The UK agency community argues that this relatively low pay structure does not affect its focus, but we beg to differ. And although previously it was difficult to find counter examples to compare to this market standard, a recent development in the serviced office market allows us to offer up the following into the record as Exhibit A.
Consider the case of a large UK public utility provider that took a new lease for 200 desks in a London WeWork building, having been stolen from a competitive serviced office provider. Funnily, it wasn’t the considerable incentive package that surprised us: a short commitment commanded as large as a 35-50% discount to the incoming tenant off the market desk rate for the area. We already know of the intense competition between serviced office providers for landing major corporates that has led to, in many cases, 50% discounts on all-in occupational costs. What shocked us was the fee that we understand was paid to the leasing agent who brought the tenant to WeWork: a cool £1 million, which represented a huge portion of the secured desk revenue.

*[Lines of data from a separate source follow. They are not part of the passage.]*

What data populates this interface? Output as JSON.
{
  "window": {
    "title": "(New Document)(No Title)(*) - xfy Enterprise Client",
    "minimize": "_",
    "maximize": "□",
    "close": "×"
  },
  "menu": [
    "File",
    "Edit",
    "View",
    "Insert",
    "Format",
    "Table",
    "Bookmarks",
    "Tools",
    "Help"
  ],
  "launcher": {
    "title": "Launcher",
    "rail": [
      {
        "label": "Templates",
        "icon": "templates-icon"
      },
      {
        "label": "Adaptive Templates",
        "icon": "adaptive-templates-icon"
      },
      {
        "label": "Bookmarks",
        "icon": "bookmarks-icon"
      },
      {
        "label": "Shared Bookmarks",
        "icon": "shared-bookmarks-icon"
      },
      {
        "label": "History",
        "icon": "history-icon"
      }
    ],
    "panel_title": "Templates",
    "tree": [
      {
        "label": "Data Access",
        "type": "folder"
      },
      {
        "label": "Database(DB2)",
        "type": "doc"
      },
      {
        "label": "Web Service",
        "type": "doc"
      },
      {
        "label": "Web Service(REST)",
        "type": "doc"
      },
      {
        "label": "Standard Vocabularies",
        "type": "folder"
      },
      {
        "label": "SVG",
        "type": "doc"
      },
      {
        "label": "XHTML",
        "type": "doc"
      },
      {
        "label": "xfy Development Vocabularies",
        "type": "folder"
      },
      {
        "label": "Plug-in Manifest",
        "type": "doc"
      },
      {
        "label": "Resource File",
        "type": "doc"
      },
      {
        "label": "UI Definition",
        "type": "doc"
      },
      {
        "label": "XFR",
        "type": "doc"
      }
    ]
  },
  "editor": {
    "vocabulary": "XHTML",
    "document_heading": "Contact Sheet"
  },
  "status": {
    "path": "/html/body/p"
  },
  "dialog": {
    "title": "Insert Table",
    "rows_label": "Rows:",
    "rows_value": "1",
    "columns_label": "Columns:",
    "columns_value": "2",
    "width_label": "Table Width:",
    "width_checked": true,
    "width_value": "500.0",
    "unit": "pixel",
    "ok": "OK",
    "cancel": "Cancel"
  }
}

By way of comparison, on an equivalent 10-year, 16,000 square foot commercial lease (about 200 desks even at high density) at a healthy £60 per square foot, one would typically expect to pay an agency around 15% of the first year’s headline rent: in this case, about £145,000. So, serviced office providers are now paying agencies some seven times the traditional market fee for a comparable office space needed to satisfy a tenant on a traditional commercial lease – and all for a lease commitment significantly less than a more typical 10-year term. Nor is this example unique. WeWork seems to be not only buying market share through tenant incentives accruing directly to the corporate occupier, but is now also buying agent loyalty through vastly higher agency fees. Word on the street is that some agents are guiding their clients first to large serviced offices before opening up the requirement to more traditional landlord availability.
By the way, we are not accusing anyone of foul play! Businesses should be free to negotiate whatever fee structure they like, of course. But we are pointing out that this is an exceptional (and, potentially commercially unsustainable) practice, made particularly effective by a relatively low payment structure for agencies in the UK combined with WeWork’s powerful degree of funding.
Indeed, the fees being paid to agents by all of London’s serviced office community are so high that most major agencies now have specialist serviced office leasing departments. Further, we hear from agents themselves the pay is so lucrative in these departments that they are attracting their agencies’ best and the brightest. We reiterate: incentives matter.